CARACAS — President Hugo Chavez is promising to build new public housing complexes, boost social programs, and renovate the long-neglected Caracas subway — and he needs money.
The ambitious plans will squeeze Venezuela’s coffers at a time when oil earnings have slipped and Chavez is sending his foreign allies generous amounts of crude on credit.
So he has raised a possibility that once seemed remote: selling off Venezuela’s US-based oil company, Citgo Petroleum Corp.
For Chavez, it’s an idea driven both by hard-money realities and by politics.
Getting rid of the company and its refineries in the United States would give Chavez billions of dollars for domestic spending as he approaches his 2012 reelection bid and seeks to remedy problems including an acute shortage of affordable housing.
A sale would also fit with the leftist leader’s interest in distancing Venezuela from the United States while building stronger ties with allies such as Russia, China, and Iran.

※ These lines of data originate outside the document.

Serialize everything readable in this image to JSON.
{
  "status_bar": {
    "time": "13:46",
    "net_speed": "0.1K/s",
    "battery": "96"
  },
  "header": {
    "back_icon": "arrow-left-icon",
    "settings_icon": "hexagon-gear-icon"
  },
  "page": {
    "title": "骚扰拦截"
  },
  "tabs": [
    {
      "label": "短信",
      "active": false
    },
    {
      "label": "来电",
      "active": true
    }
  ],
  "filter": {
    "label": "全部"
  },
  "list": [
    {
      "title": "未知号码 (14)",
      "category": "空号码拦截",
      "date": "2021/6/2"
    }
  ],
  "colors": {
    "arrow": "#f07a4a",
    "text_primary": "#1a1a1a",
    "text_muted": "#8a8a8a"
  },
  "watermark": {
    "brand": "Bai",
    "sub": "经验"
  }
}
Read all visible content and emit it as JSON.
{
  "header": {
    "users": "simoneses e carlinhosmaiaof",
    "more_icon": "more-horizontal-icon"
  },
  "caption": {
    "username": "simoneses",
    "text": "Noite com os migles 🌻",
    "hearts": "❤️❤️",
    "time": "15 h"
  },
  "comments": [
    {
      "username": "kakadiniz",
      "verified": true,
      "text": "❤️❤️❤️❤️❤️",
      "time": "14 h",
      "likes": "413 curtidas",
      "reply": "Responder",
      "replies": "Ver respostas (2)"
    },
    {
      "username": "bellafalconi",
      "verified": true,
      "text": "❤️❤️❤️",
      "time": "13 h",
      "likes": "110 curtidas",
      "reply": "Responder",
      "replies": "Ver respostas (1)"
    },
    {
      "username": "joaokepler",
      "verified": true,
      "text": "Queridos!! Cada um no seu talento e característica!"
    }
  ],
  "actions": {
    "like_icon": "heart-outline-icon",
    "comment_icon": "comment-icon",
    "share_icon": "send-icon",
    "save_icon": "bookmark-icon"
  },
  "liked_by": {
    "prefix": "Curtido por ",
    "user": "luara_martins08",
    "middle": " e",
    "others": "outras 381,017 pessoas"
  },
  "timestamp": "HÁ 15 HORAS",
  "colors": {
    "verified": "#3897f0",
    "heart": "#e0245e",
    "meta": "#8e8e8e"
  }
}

Citgo has delivered oil to Venezuela’s top client for two decades, but judging by Chavez’s complaints about Citgo not turning a profit, he seems more than ready to sell it, if a buyer can be found.

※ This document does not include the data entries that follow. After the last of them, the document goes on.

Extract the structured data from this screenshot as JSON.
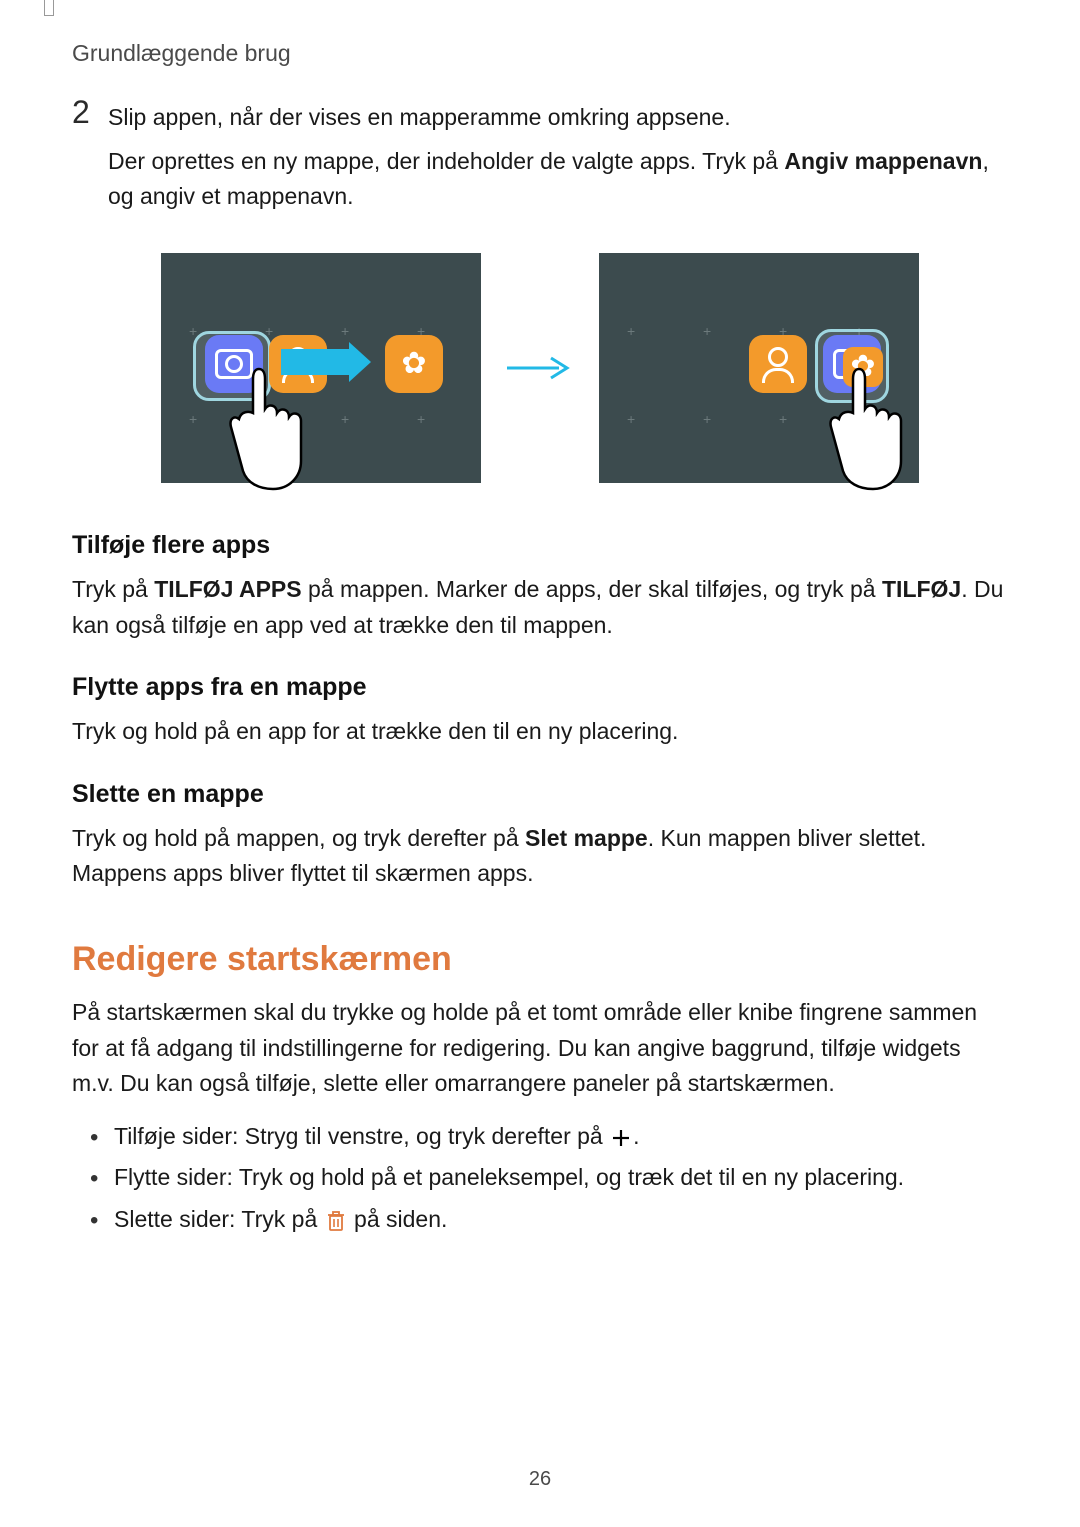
{
  "header": {
    "breadcrumb": "Grundlæggende brug"
  },
  "step": {
    "number": "2",
    "line1": "Slip appen, når der vises en mapperamme omkring appsene.",
    "line2_a": "Der oprettes en ny mappe, der indeholder de valgte apps. Tryk på ",
    "line2_bold": "Angiv mappenavn",
    "line2_b": ", og angiv et mappenavn."
  },
  "sub1": {
    "heading": "Tilføje flere apps",
    "p1_a": "Tryk på ",
    "p1_bold1": "TILFØJ APPS",
    "p1_b": " på mappen. Marker de apps, der skal tilføjes, og tryk på ",
    "p1_bold2": "TILFØJ",
    "p1_c": ". Du kan også tilføje en app ved at trække den til mappen."
  },
  "sub2": {
    "heading": "Flytte apps fra en mappe",
    "p": "Tryk og hold på en app for at trække den til en ny placering."
  },
  "sub3": {
    "heading": "Slette en mappe",
    "p_a": "Tryk og hold på mappen, og tryk derefter på ",
    "p_bold": "Slet mappe",
    "p_b": ". Kun mappen bliver slettet. Mappens apps bliver flyttet til skærmen apps."
  },
  "section": {
    "heading": "Redigere startskærmen",
    "intro": "På startskærmen skal du trykke og holde på et tomt område eller knibe fingrene sammen for at få adgang til indstillingerne for redigering. Du kan angive baggrund, tilføje widgets m.v. Du kan også tilføje, slette eller omarrangere paneler på startskærmen.",
    "bullets": {
      "b1_a": "Tilføje sider: Stryg til venstre, og tryk derefter på ",
      "b1_b": ".",
      "b2": "Flytte sider: Tryk og hold på et paneleksempel, og træk det til en ny placering.",
      "b3_a": "Slette sider: Tryk på ",
      "b3_b": " på siden."
    }
  },
  "page_number": "26"
}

“Citgo is a bad business, and we haven’t been able to get out of it,’’ Chavez said in a televised speech late last month.
He ordered his oil minister, Rafael Ramirez, to look at options for selling off the state oil company’s assets in the United States.
Chavez says the Houston-based company could be worth at least $10 billion, but analysts say it would probably fetch much less — perhaps half that — and it might be hard to find a buyer in a difficult economic climate.